= Rosalba Oxandabarat =

Uruguayan journalist

Rosalba Oxandabarat (October 12, 1944 – April 11, 2023) was a Uruguayan journalist and film critic.

Her journalism career began at the weekly newspaper Marcha and continued during her exile in Peru, where she worked for various publications. She returned to Montevideo to join the weekly paper Brecha, which she would go on to direct. She contributed to Brecha until her retirement.

== Biography ==
Rosalba Oxandabarat was born in Salto, Uruguay, in 1944. On her mother's side, she was a descendant of the Uruguayan founding father José Gervasio Artigas.

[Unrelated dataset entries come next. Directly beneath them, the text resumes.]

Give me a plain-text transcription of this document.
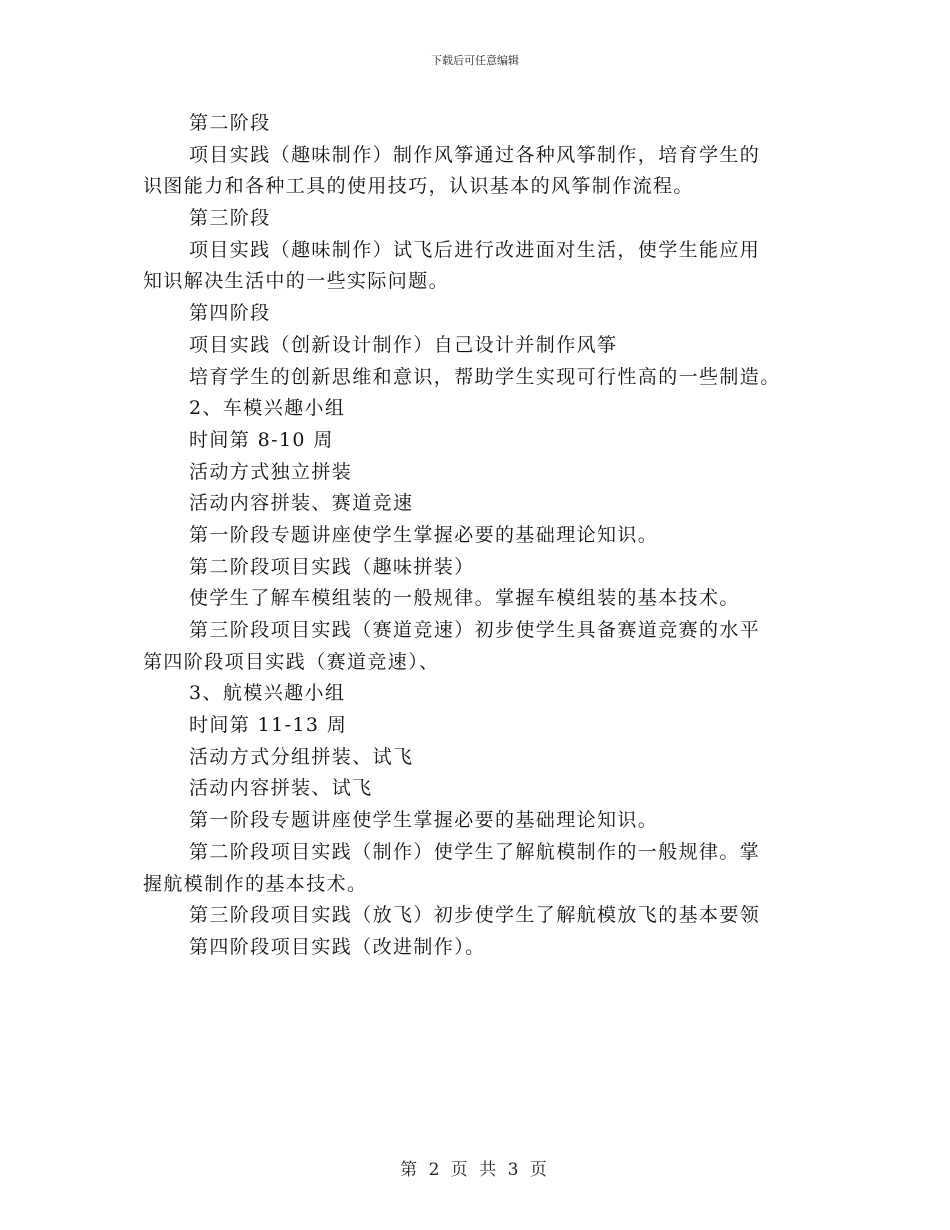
下载后可任意编辑
第二阶段
项目实践（趣味制作）制作风筝通过各种风筝制作，培育学生的
识图能力和各种工具的使用技巧，认识基本的风筝制作流程。
第三阶段
项目实践（趣味制作）试飞后进行改进面对生活，使学生能应用
知识解决生活中的一些实际问题。
第四阶段
项目实践（创新设计制作）自己设计并制作风筝
培育学生的创新思维和意识，帮助学生实现可行性高的一些制造。
2、车模兴趣小组
时间第 8-10 周
活动方式独立拼装
活动内容拼装、赛道竞速
第一阶段专题讲座使学生掌握必要的基础理论知识。
第二阶段项目实践（趣味拼装）
使学生了解车模组装的一般规律。掌握车模组装的基本技术。
第三阶段项目实践（赛道竞速）初步使学生具备赛道竞赛的水平
第四阶段项目实践（赛道竞速）、
3、航模兴趣小组
时间第 11-13 周
活动方式分组拼装、试飞
活动内容拼装、试飞
第一阶段专题讲座使学生掌握必要的基础理论知识。
第二阶段项目实践（制作）使学生了解航模制作的一般规律。掌
握航模制作的基本技术。
第三阶段项目实践（放飞）初步使学生了解航模放飞的基本要领
第四阶段项目实践（改进制作）。
第 2 页 共 3 页
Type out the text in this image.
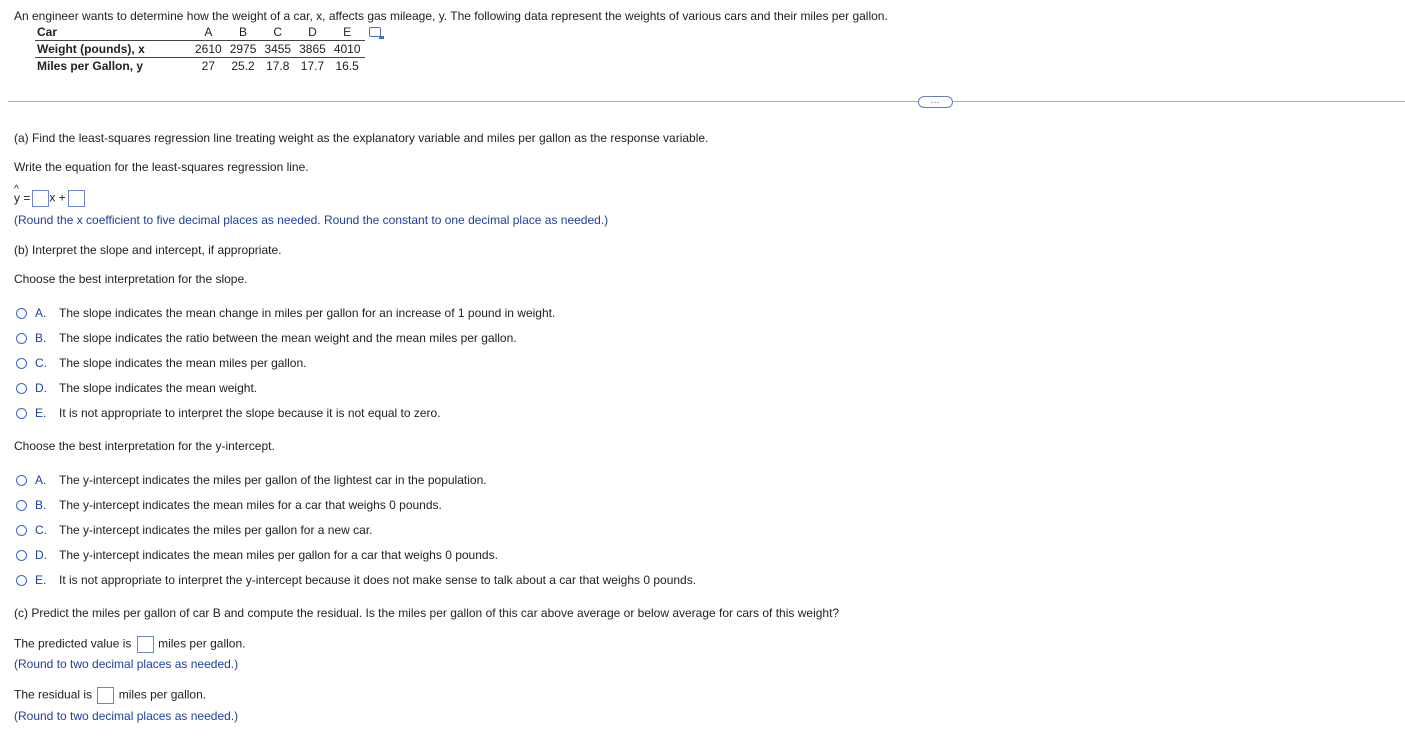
An engineer wants to determine how the weight of a car, x, affects gas mileage, y. The following data represent the weights of various cars and their miles per gallon.
Car	A	B	C	D	E	
Weight (pounds), x	2610	2975	3455	3865	4010	
Miles per Gallon, y	27	25.2	17.8	17.7	16.5	
…
(a) Find the least-squares regression line treating weight as the explanatory variable and miles per gallon as the response variable.
Write the equation for the least-squares regression line.
^ y = x +
(Round the x coefficient to five decimal places as needed. Round the constant to one decimal place as needed.)
(b) Interpret the slope and intercept, if appropriate.
Choose the best interpretation for the slope.
A. The slope indicates the mean change in miles per gallon for an increase of 1 pound in weight.
B. The slope indicates the ratio between the mean weight and the mean miles per gallon.
C. The slope indicates the mean miles per gallon.
D. The slope indicates the mean weight.
E. It is not appropriate to interpret the slope because it is not equal to zero.
Choose the best interpretation for the y-intercept.
A. The y-intercept indicates the miles per gallon of the lightest car in the population.
B. The y-intercept indicates the mean miles for a car that weighs 0 pounds.
C. The y-intercept indicates the miles per gallon for a new car.
D. The y-intercept indicates the mean miles per gallon for a car that weighs 0 pounds.
E. It is not appropriate to interpret the y-intercept because it does not make sense to talk about a car that weighs 0 pounds.
(c) Predict the miles per gallon of car B and compute the residual. Is the miles per gallon of this car above average or below average for cars of this weight?
The predicted value is miles per gallon.
(Round to two decimal places as needed.)
The residual is miles per gallon.
(Round to two decimal places as needed.)
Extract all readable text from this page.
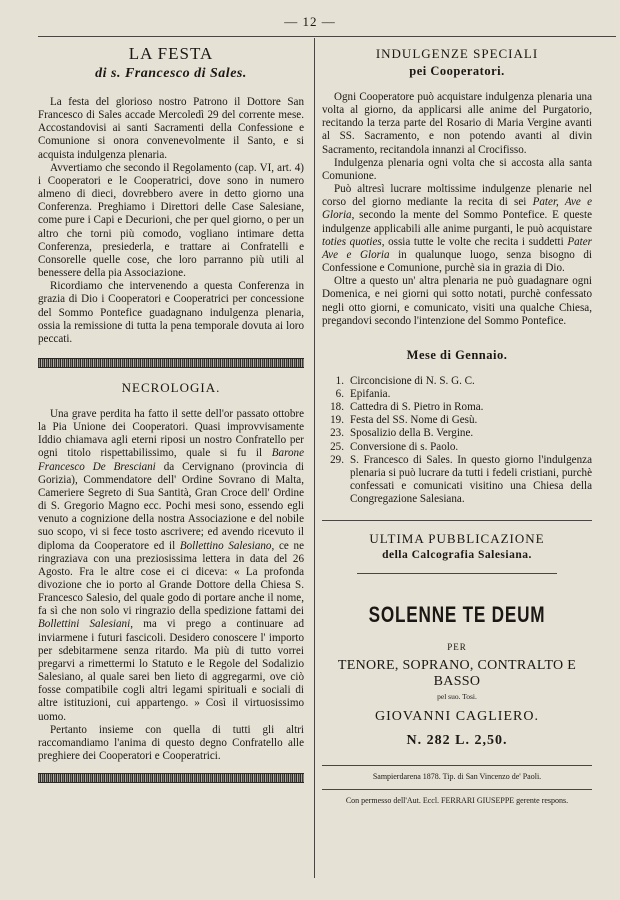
— 12 —
LA FESTA
di s. Francesco di Sales.

La festa del glorioso nostro Patrono il Dottore San Francesco di Sales accade Mercoledì 29 del corrente mese. Accostandovisi ai santi Sacramenti della Confessione e Comunione si onora convenevolmente il Santo, e si acquista indulgenza plenaria.

Avvertiamo che secondo il Regolamento (cap. VI, art. 4) i Cooperatori e le Cooperatrici, dove sono in numero almeno di dieci, dovrebbero avere in detto giorno una Conferenza. Preghiamo i Direttori delle Case Salesiane, come pure i Capi e Decurioni, che per quel giorno, o per un altro che torni più comodo, vogliano intimare detta Conferenza, presiederla, e trattare ai Confratelli e Consorelle quelle cose, che loro parranno più utili al benessere della pia Associazione.

Ricordiamo che intervenendo a questa Conferenza in grazia di Dio i Cooperatori e Cooperatrici per concessione del Sommo Pontefice guadagnano indulgenza plenaria, ossia la remissione di tutta la pena temporale dovuta ai loro peccati.

NECROLOGIA.

Una grave perdita ha fatto il sette dell'or passato ottobre la Pia Unione dei Cooperatori. Quasi improvvisamente Iddio chiamava agli eterni riposi un nostro Confratello per ogni titolo rispettabilissimo, quale si fu il Barone Francesco De Bresciani da Cervignano (provincia di Gorizia), Commendatore dell' Ordine Sovrano di Malta, Cameriere Segreto di Sua Santità, Gran Croce dell' Ordine di S. Gregorio Magno ecc. Pochi mesi sono, essendo egli venuto a cognizione della nostra Associazione e del nobile suo scopo, vi si fece tosto ascrivere; ed avendo ricevuto il diploma da Cooperatore ed il Bollettino Salesiano, ce ne ringraziava con una preziosissima lettera in data del 26 Agosto. Fra le altre cose ei ci diceva: « La profonda divozione che io porto al Grande Dottore della Chiesa S. Francesco Salesio, del quale godo di portare anche il nome, fa sì che non solo vi ringrazio della spedizione fattami dei Bollettini Salesiani, ma vi prego a continuare ad inviarmene i futuri fascicoli. Desidero conoscere l' importo per sdebitarmene senza ritardo. Ma più di tutto vorrei pregarvi a rimettermi lo Statuto e le Regole del Sodalizio Salesiano, al quale sarei ben lieto di aggregarmi, ove ciò fosse compatibile cogli altri legami spirituali e sociali di altre istituzioni, cui appartengo. » Così il virtuosissimo uomo.

Pertanto insieme con quella di tutti gli altri raccomandiamo l'anima di questo degno Confratello alle preghiere dei Cooperatori e Cooperatrici.

INDULGENZE SPECIALI
pei Cooperatori.

Ogni Cooperatore può acquistare indulgenza plenaria una volta al giorno, da applicarsi alle anime del Purgatorio, recitando la terza parte del Rosario di Maria Vergine avanti al SS. Sacramento, e non potendo avanti al divin Sacramento, recitandola innanzi al Crocifisso.

Indulgenza plenaria ogni volta che si accosta alla santa Comunione.

Può altresì lucrare moltissime indulgenze plenarie nel corso del giorno mediante la recita di sei Pater, Ave e Gloria, secondo la mente del Sommo Pontefice. E queste indulgenze applicabili alle anime purganti, le può acquistare toties quoties, ossia tutte le volte che recita i suddetti Pater Ave e Gloria in qualunque luogo, senza bisogno di Confessione e Comunione, purchè sia in grazia di Dio.

Oltre a questo un' altra plenaria ne può guadagnare ogni Domenica, e nei giorni qui sotto notati, purchè confessato negli otto giorni, e comunicato, visiti una qualche Chiesa, pregandovi secondo l'intenzione del Sommo Pontefice.

Mese di Gennaio.
1. Circoncisione di N. S. G. C.
6. Epifania.
18. Cattedra di S. Pietro in Roma.
19. Festa del SS. Nome di Gesù.
23. Sposalizio della B. Vergine.
25. Conversione di s. Paolo.
29. S. Francesco di Sales. In questo giorno l'indulgenza plenaria si può lucrare da tutti i fedeli cristiani, purchè confessati e comunicati visitino una Chiesa della Congregazione Salesiana.
ULTIMA PUBBLICAZIONE
della Calcografia Salesiana.
SOLENNE TE DEUM
PER
TENORE, SOPRANO, CONTRALTO E BASSO
pel suo. Tosi.
GIOVANNI CAGLIERO.
N. 282 L. 2,50.
Sampierdarena 1878. Tip. di San Vincenzo de' Paoli.
Con permesso dell'Aut. Eccl. FERRARI GIUSEPPE gerente respons.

Oxandabarat studied in the Architecture Department of the University of the Republic, where she was a student activist.

In 1970, she began writing for the weekly newspaper Marcha. After being exiled to Peru in 1974 during the dictatorship, she contributed stories to the newspapers La Crónica, El Caballo Rojo, 30 Días, and El Búho. Her writing included film and book reviews, interviews, and essays.

In the mid-1980s, she returned to Uruguay to work at the newly launched weekly newspaper Brecha. She eventually became the newspaper's culture editor and then its director, from 2008 to 2012, and she continued writing for Brecha until her retirement. She frequently returned to Peru, where in 1995 she served as Brecha's correspondent covering the Cenepa War.

Known for her work as a film critic, Oxandabarat was interested in cinema from a young age. Along with fellow Architecture Department alumni, she collaborated on the 1969 documentary Refusila. The following year, she became a founding member of the Cinemateca del Tercer Mundo (C3M) group, many of whom had joined her in exile in Peru. She was also a member of the Film Critics Association of Uruguay. Among her favorite directors were John Ford, Jean Vigo, and François Truffaut.

Oxandabarat was married to Julián Legaspi, with whom she had two children, Julián and Soledad. She died in Montevideo in 2023, at age 78.

==Awards and honours==
She was honored by the Cámara Uruguaya del Libro (2012) and with a Premio Morosoli.